İşte böyle süzüldüm o sessiz yoldan/Bedenim yudumluyordu sükuneti/Öyle bir iyileşme ki uyku gibi dingin/Ama daha tatlısı, tepem, arkam, önüm,/Her yanım huzur ve bir başına olmakla çevriliydi.’ William WORDSWORTH

***

…Yürümek iki mesafe arasında gidip gelmek değil, yaratıcı bir eylemdir. Hem kendi yalnızlığımıza çekildiğimiz, hem de toplum olarak bizi dönüştürecek bir ayağa kalkıştır. İki büklüm vücudun karşısında dikilmeye çalışan, attığı her adımda yeryüzünün gerçek bir parçası olduğunu fark eden Homo Viatorun/Yürüyen İnsanın eylemidir. Çünkü yürüyen insan kendi üzerine çöken kaygı, haset ve korku yumaklarını çözer, varlığını yeryüzünün ebediyen yeni olan kalbine düğümler. Yürüyoruz, işte bu düğümü atmak için…

Bu sözler, felsefe profesörü olan Frédéric Gros tarafından yazılan ‘Yürümenin Felsefesi’ isimli kitabın arka kapağında yer alıyor. ‘Yürümek spor değildir’ diye söze başlıyor Frédéric Gros kitabına. Bu başlangıç cümlesinin açılımını, ‘spor skor tutmaktır, sporun bir yeneni, bir de yenileni vardır; oysa yürümenin bir sıralaması, puanlaması yoktur, yürürken takdire şayan tek şey gökyüzünün parlaklığı, manzaranın görkemidir’ şeklinde yapıyor.

Ona göre yürüyüş sadece fiziksel bir eylem değil, aynı zamanda ve belki de daha çok bir tefekkür, yani düşünsel bir eylemdir. Yürüyen insan, özellikle dağlarda, ormanlarda, kırlarda yürüyen insan, hem kendisiyle, hem de ağaçlarla, çiçeklerle hemhal olur. Yürümenin felsefesi de budur zaten. Yani hayatla, hayata dair şeylerle, doğayla hemhal olmaktır. İnsanın üzerine çöken endişe, sızı, acı, korku gibi duygu yumaklarını çözmesi, anlam arayan bir varlık olarak, yani insan olarak varlığını dünyanın kalbine ebediyen düğümlemesi ve sonra bu düğümleri birer birer atmasıdır.

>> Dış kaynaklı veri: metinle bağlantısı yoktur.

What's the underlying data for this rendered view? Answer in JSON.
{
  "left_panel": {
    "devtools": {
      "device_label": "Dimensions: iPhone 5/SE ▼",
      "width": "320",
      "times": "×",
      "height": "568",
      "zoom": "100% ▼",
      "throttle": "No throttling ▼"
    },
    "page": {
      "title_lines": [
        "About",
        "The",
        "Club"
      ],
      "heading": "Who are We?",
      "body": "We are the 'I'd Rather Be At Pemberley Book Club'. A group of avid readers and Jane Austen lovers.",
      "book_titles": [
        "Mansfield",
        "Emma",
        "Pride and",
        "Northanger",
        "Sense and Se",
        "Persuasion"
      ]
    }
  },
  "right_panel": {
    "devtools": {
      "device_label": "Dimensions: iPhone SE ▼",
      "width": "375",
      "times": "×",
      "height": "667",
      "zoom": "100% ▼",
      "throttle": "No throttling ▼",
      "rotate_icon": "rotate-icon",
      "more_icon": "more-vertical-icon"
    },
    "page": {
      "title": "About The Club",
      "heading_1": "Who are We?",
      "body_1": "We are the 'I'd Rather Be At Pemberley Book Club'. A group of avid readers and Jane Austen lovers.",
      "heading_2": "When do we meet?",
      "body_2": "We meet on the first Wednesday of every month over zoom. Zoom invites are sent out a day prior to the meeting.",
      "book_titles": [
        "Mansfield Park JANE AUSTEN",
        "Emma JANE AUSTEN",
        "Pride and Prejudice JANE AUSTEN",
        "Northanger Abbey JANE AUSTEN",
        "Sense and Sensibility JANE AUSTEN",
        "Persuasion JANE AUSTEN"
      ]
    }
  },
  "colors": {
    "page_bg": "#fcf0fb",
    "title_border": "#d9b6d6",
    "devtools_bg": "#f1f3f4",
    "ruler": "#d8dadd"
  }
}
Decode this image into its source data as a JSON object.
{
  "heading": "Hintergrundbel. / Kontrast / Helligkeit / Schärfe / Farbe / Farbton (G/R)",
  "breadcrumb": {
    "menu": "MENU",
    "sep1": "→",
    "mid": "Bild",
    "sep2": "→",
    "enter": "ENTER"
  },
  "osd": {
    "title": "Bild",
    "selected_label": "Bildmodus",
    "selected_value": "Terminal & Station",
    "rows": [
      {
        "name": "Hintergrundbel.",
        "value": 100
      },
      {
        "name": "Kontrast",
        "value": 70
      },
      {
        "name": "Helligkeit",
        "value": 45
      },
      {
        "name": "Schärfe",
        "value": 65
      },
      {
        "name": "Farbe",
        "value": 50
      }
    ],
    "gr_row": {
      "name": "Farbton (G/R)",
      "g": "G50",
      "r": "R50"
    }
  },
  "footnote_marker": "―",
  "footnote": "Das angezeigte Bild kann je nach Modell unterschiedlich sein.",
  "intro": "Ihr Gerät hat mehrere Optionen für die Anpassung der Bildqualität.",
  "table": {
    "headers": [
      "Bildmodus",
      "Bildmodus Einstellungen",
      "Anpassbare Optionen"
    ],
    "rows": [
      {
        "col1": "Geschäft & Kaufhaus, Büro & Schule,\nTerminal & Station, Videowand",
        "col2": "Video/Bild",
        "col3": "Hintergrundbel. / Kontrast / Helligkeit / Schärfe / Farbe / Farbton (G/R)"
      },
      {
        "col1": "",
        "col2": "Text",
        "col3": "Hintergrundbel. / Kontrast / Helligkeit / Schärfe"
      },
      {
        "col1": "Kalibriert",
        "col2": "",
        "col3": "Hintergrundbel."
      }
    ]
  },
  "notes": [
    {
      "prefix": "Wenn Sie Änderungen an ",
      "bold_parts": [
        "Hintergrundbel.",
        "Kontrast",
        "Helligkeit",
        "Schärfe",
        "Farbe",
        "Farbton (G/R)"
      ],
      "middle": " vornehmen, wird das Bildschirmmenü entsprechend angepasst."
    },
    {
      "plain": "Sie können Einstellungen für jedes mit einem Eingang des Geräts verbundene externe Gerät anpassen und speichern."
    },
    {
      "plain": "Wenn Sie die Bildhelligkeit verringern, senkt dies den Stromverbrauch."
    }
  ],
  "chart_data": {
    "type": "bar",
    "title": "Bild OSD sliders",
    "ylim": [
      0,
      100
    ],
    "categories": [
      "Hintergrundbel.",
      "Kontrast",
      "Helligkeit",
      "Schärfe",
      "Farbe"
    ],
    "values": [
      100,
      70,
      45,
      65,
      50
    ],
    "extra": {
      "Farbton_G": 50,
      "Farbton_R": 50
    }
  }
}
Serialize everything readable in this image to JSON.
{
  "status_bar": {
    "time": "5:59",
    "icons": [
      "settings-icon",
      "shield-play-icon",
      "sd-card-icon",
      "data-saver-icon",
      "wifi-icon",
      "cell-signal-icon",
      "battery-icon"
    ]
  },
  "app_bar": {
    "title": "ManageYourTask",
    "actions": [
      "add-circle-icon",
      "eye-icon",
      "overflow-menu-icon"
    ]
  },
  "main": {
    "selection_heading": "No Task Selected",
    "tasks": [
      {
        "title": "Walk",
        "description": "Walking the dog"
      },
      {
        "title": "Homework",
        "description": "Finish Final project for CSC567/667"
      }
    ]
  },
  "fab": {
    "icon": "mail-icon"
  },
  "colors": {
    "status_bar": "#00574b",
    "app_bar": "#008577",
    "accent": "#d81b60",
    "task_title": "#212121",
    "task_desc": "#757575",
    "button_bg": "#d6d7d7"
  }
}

Frédéric Gros’da kitabında, yürüyen insanın doğayla bu hemhal oluşunun, bu amaçla içindeki duygu yumaklarını çözmesinin, varlığını dünyanın kalbine ebediyen düğümlemesinin, sonra bu düğümleri atmasının hikayesini anlatıyor. Onun hikayesini anlattığı yürüyen insanların bir kısmı Nietzsche, Kant, Rimbaud, Rousseau, Thoreau, Nerval, Gandi gibi sıra dışı insanlar, diğer bir kısmı ise aylaklar, göçebeler, sürgünler, hacılar, kaçaklar, seyyahlar, münzeviler, mülteciler gibi sıradan insanlardır. Yürüyen bu insanların hepsinin bir amacı, bir hedefi, yürürken yaptıkları bir şey ya da şeyler vardır.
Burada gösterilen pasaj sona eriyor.